AT&T Inc. has reached a swift settlement with several New York City pension funds, agreeing to place a shareholder proposal on its ballot that calls for greater transparency around workforce diversity reporting.
The agreement, filed Wednesday in the U.S. District Court for the Southern District of New York, resolves a lawsuit brought on Feb. 17 by four city retirement systems. The funds had accused AT&T of improperly excluding their proposal from the company’s proxy materials.
The plaintiffs — the New York City Employees’ Retirement System, Teachers’ Retirement System of the City of New York, New York City Police Pension Fund and the New York City Board of Education Retirement System — argued that AT&T unlawfully relied on the “ordinary business” exclusion to omit the measure.

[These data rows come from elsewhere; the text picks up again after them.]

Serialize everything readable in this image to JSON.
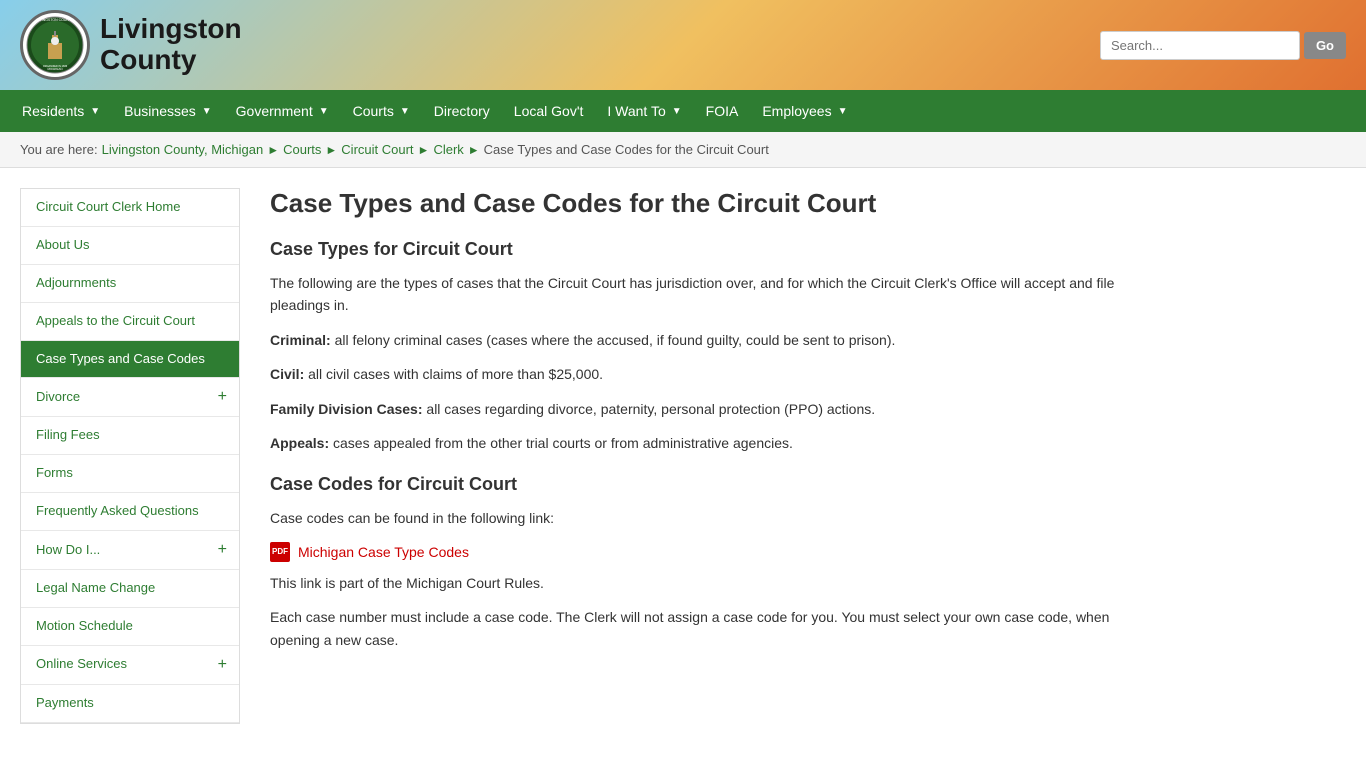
{
  "header": {
    "county_name_line1": "Livingston",
    "county_name_line2": "County",
    "search_placeholder": "Search...",
    "go_label": "Go"
  },
  "nav": {
    "items": [
      {
        "label": "Residents",
        "has_arrow": true
      },
      {
        "label": "Businesses",
        "has_arrow": true
      },
      {
        "label": "Government",
        "has_arrow": true
      },
      {
        "label": "Courts",
        "has_arrow": true
      },
      {
        "label": "Directory",
        "has_arrow": false
      },
      {
        "label": "Local Gov't",
        "has_arrow": false
      },
      {
        "label": "I Want To",
        "has_arrow": true
      },
      {
        "label": "FOIA",
        "has_arrow": false
      },
      {
        "label": "Employees",
        "has_arrow": true
      }
    ]
  },
  "breadcrumb": {
    "you_are_here": "You are here:",
    "items": [
      {
        "label": "Livingston County, Michigan",
        "link": true
      },
      {
        "label": "Courts",
        "link": true
      },
      {
        "label": "Circuit Court",
        "link": true
      },
      {
        "label": "Clerk",
        "link": true
      },
      {
        "label": "Case Types and Case Codes for the Circuit Court",
        "link": false
      }
    ]
  },
  "sidebar": {
    "items": [
      {
        "label": "Circuit Court Clerk Home",
        "active": false,
        "has_plus": false
      },
      {
        "label": "About Us",
        "active": false,
        "has_plus": false
      },
      {
        "label": "Adjournments",
        "active": false,
        "has_plus": false
      },
      {
        "label": "Appeals to the Circuit Court",
        "active": false,
        "has_plus": false
      },
      {
        "label": "Case Types and Case Codes",
        "active": true,
        "has_plus": false
      },
      {
        "label": "Divorce",
        "active": false,
        "has_plus": true
      },
      {
        "label": "Filing Fees",
        "active": false,
        "has_plus": false
      },
      {
        "label": "Forms",
        "active": false,
        "has_plus": false
      },
      {
        "label": "Frequently Asked Questions",
        "active": false,
        "has_plus": false
      },
      {
        "label": "How Do I...",
        "active": false,
        "has_plus": true
      },
      {
        "label": "Legal Name Change",
        "active": false,
        "has_plus": false
      },
      {
        "label": "Motion Schedule",
        "active": false,
        "has_plus": false
      },
      {
        "label": "Online Services",
        "active": false,
        "has_plus": true
      },
      {
        "label": "Payments",
        "active": false,
        "has_plus": false
      }
    ]
  },
  "content": {
    "page_title": "Case Types and Case Codes for the Circuit Court",
    "section1_heading": "Case Types for Circuit Court",
    "section1_intro": "The following are the types of cases that the Circuit Court has jurisdiction over, and for which the Circuit Clerk's Office will accept and file pleadings in.",
    "criminal_label": "Criminal:",
    "criminal_text": " all felony criminal cases (cases where the accused, if found guilty, could be sent to prison).",
    "civil_label": "Civil:",
    "civil_text": " all civil cases with claims of more than $25,000.",
    "family_label": "Family Division Cases:",
    "family_text": " all cases regarding divorce, paternity, personal protection (PPO) actions.",
    "appeals_label": "Appeals:",
    "appeals_text": " cases appealed from the other trial courts or from administrative agencies.",
    "section2_heading": "Case Codes for Circuit Court",
    "section2_intro": "Case codes can be found in the following link:",
    "pdf_link_text": "Michigan Case Type Codes",
    "note1": "This link is part of the Michigan Court Rules.",
    "note2": "Each case number must include a case code. The Clerk will not assign a case code for you. You must select your own case code, when opening a new case."
  }
}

That provision allows companies to leave out shareholder proposals that deal primarily with day-to-day operational matters.

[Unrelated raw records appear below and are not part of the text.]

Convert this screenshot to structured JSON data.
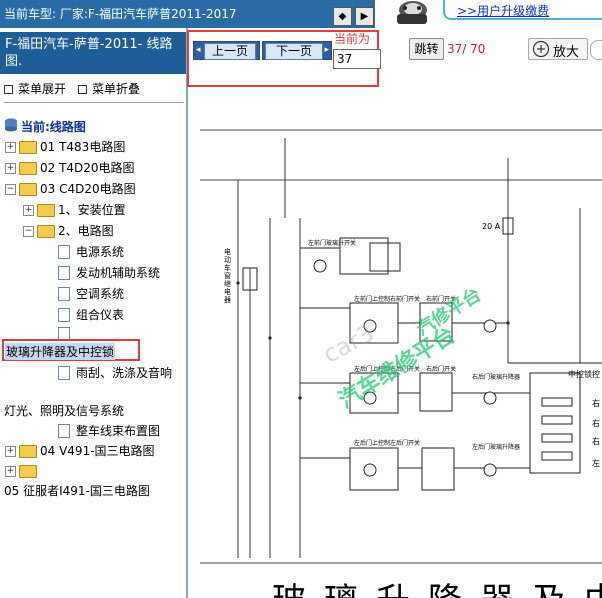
{
  "top_bar": {
    "title": "当前车型:  厂家:F-福田汽车萨普2011-2017",
    "upgrade_link": ">>用户升级缴费"
  },
  "sidebar": {
    "car_title": "F-福田汽车-萨普-2011- 线路图.",
    "expand_all": "菜单展开",
    "collapse_all": "菜单折叠",
    "current_label": "当前:线路图",
    "tree": {
      "n01": "01 T483电路图",
      "n02": "02 T4D20电路图",
      "n03": "03 C4D20电路图",
      "n03_1": "1、安装位置",
      "n03_2": "2、电路图",
      "leaf1": "电源系统",
      "leaf2": "发动机辅助系统",
      "leaf3": "空调系统",
      "leaf4": "组合仪表",
      "leaf_selected": "玻璃升降器及中控锁",
      "leaf6": "雨刮、洗涤及音响",
      "leaf7": "灯光、照明及信号系统",
      "leaf8": "整车线束布置图",
      "n04": "04 V491-国三电路图",
      "n05": "05 征服者I491-国三电路图"
    }
  },
  "toolbar": {
    "prev": "上一页",
    "next": "下一页",
    "current_page_label": "当前为",
    "current_page_value": "37",
    "jump": "跳转",
    "page_count": "37/ 70",
    "zoom": "放大"
  },
  "diagram": {
    "fuse_label": "20 A",
    "part_label": "中控锁控",
    "sw1": "左前门玻璃升开关",
    "sw2": "左前门上控制右前门开关",
    "sw3": "右前门开关",
    "sw4": "左后门上控制右后门开关",
    "sw5": "右后门开关",
    "sw6": "右后门玻璃升降器",
    "sw7": "左后门上控制左后门开关",
    "sw8": "左后门玻璃升降器",
    "vert_label": "电动车窗继电器",
    "right_labels": [
      "右",
      "右",
      "右",
      "左"
    ],
    "watermark1": "car3",
    "watermark2": "汽修平台",
    "watermark3": "汽车维修平台",
    "big_title": "玻璃升降器及中控锁"
  }
}
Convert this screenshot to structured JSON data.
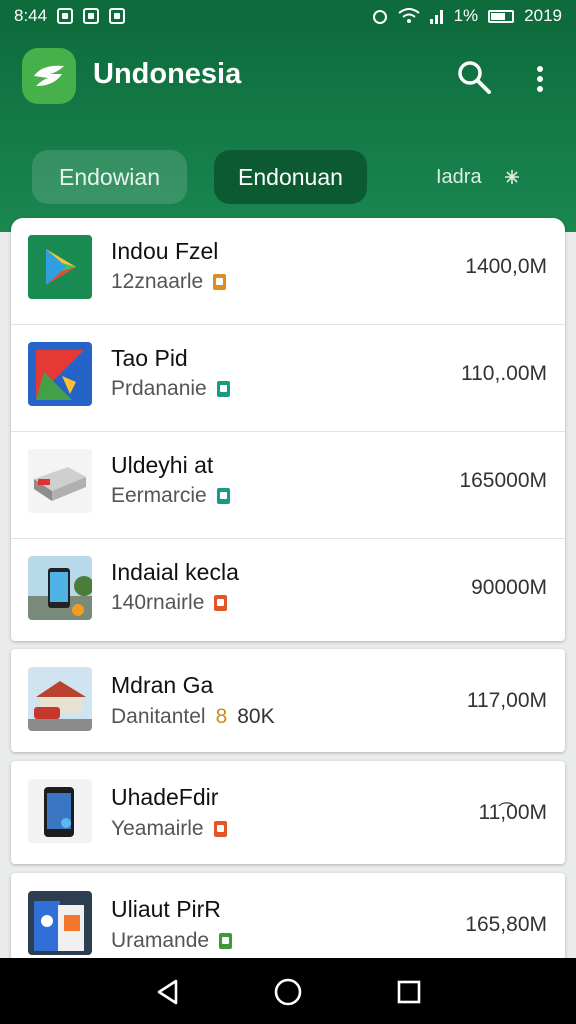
{
  "status": {
    "time": "8:44",
    "battery_text": "1%",
    "year": "2019"
  },
  "header": {
    "title": "Undonesia"
  },
  "tabs": [
    {
      "label": "Endowian"
    },
    {
      "label": "Endonuan"
    },
    {
      "label": "Iadra",
      "icon": "sparkle-icon"
    }
  ],
  "apps": [
    {
      "title": "Indou Fzel",
      "subtitle": "12znaarle",
      "size": "1400,0M",
      "badge_color": "#e08a22",
      "thumb": "play-store"
    },
    {
      "title": "Tao Pid",
      "subtitle": "Prdananie",
      "size": "110,.00M",
      "badge_color": "#189a86",
      "thumb": "colored-shapes"
    },
    {
      "title": "Uldeyhi at",
      "subtitle": "Eermarcie",
      "size": "165000M",
      "badge_color": "#189a86",
      "thumb": "device-box"
    },
    {
      "title": "Indaial kecla",
      "subtitle": "140rnairle",
      "size": "90000M",
      "badge_color": "#e0552a",
      "thumb": "phone-scene"
    },
    {
      "title": "Mdran Ga",
      "subtitle": "Danitantel",
      "subtitle_extra": "8",
      "subtitle_extra2": "80K",
      "size": "117,00M",
      "badge_color": "",
      "thumb": "house-scene"
    },
    {
      "title": "UhadeFdir",
      "subtitle": "Yeamairle",
      "size": "11͡,00M",
      "badge_color": "#e0552a",
      "thumb": "phone-dark"
    },
    {
      "title": "Uliaut PirR",
      "subtitle": "Uramande",
      "size": "165,80M",
      "badge_color": "#3d9a3a",
      "thumb": "brochure"
    }
  ],
  "colors": {
    "header_green": "#0f6d3e",
    "accent_green": "#46b04a"
  }
}
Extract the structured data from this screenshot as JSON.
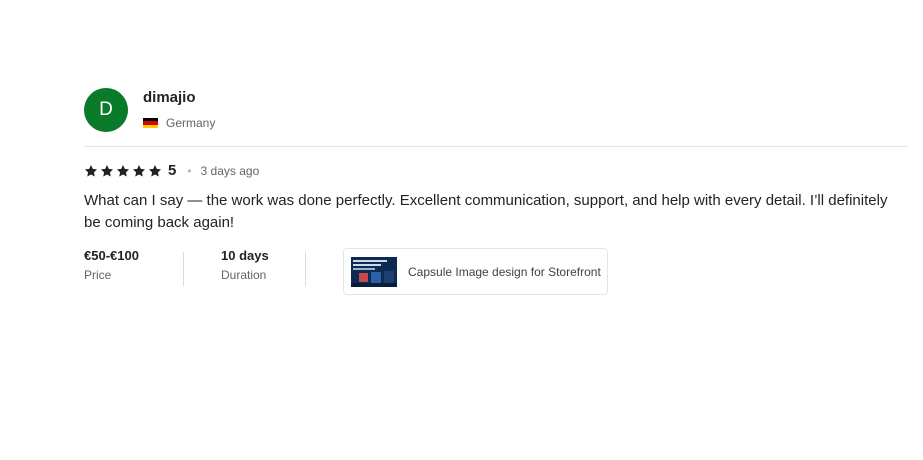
{
  "reviewer": {
    "avatar_initial": "D",
    "username": "dimajio",
    "country": "Germany",
    "flag_colors": [
      "#000000",
      "#dd0000",
      "#ffce00"
    ],
    "avatar_color": "#0a7a2b"
  },
  "rating": {
    "stars": 5,
    "value": "5",
    "separator": "•",
    "date": "3 days ago"
  },
  "review_text": "What can I say — the work was done perfectly. Excellent communication, support, and help with every detail. I’ll definitely be coming back again!",
  "details": {
    "price_value": "€50-€100",
    "price_label": "Price",
    "duration_value": "10 days",
    "duration_label": "Duration"
  },
  "gig": {
    "title": "Capsule Image design for Storefront",
    "thumbnail_icon": "capsule-image-thumbnail"
  }
}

Under the settlement, AT&T will include the diversity-reporting proposal in its proxy materials, and the pension funds will dismiss their claims. Each side will bear its own legal fees and court costs.
Dispute Over Diversity Disclosure
At the heart of the dispute is a proposal asking AT&T’s board to adopt a policy requiring public disclosure of a report the company already submits annually to the U.S. Equal Employment Opportunity Commission. That report includes detailed demographic data on the company’s workforce, broken down by race, ethnicity and gender.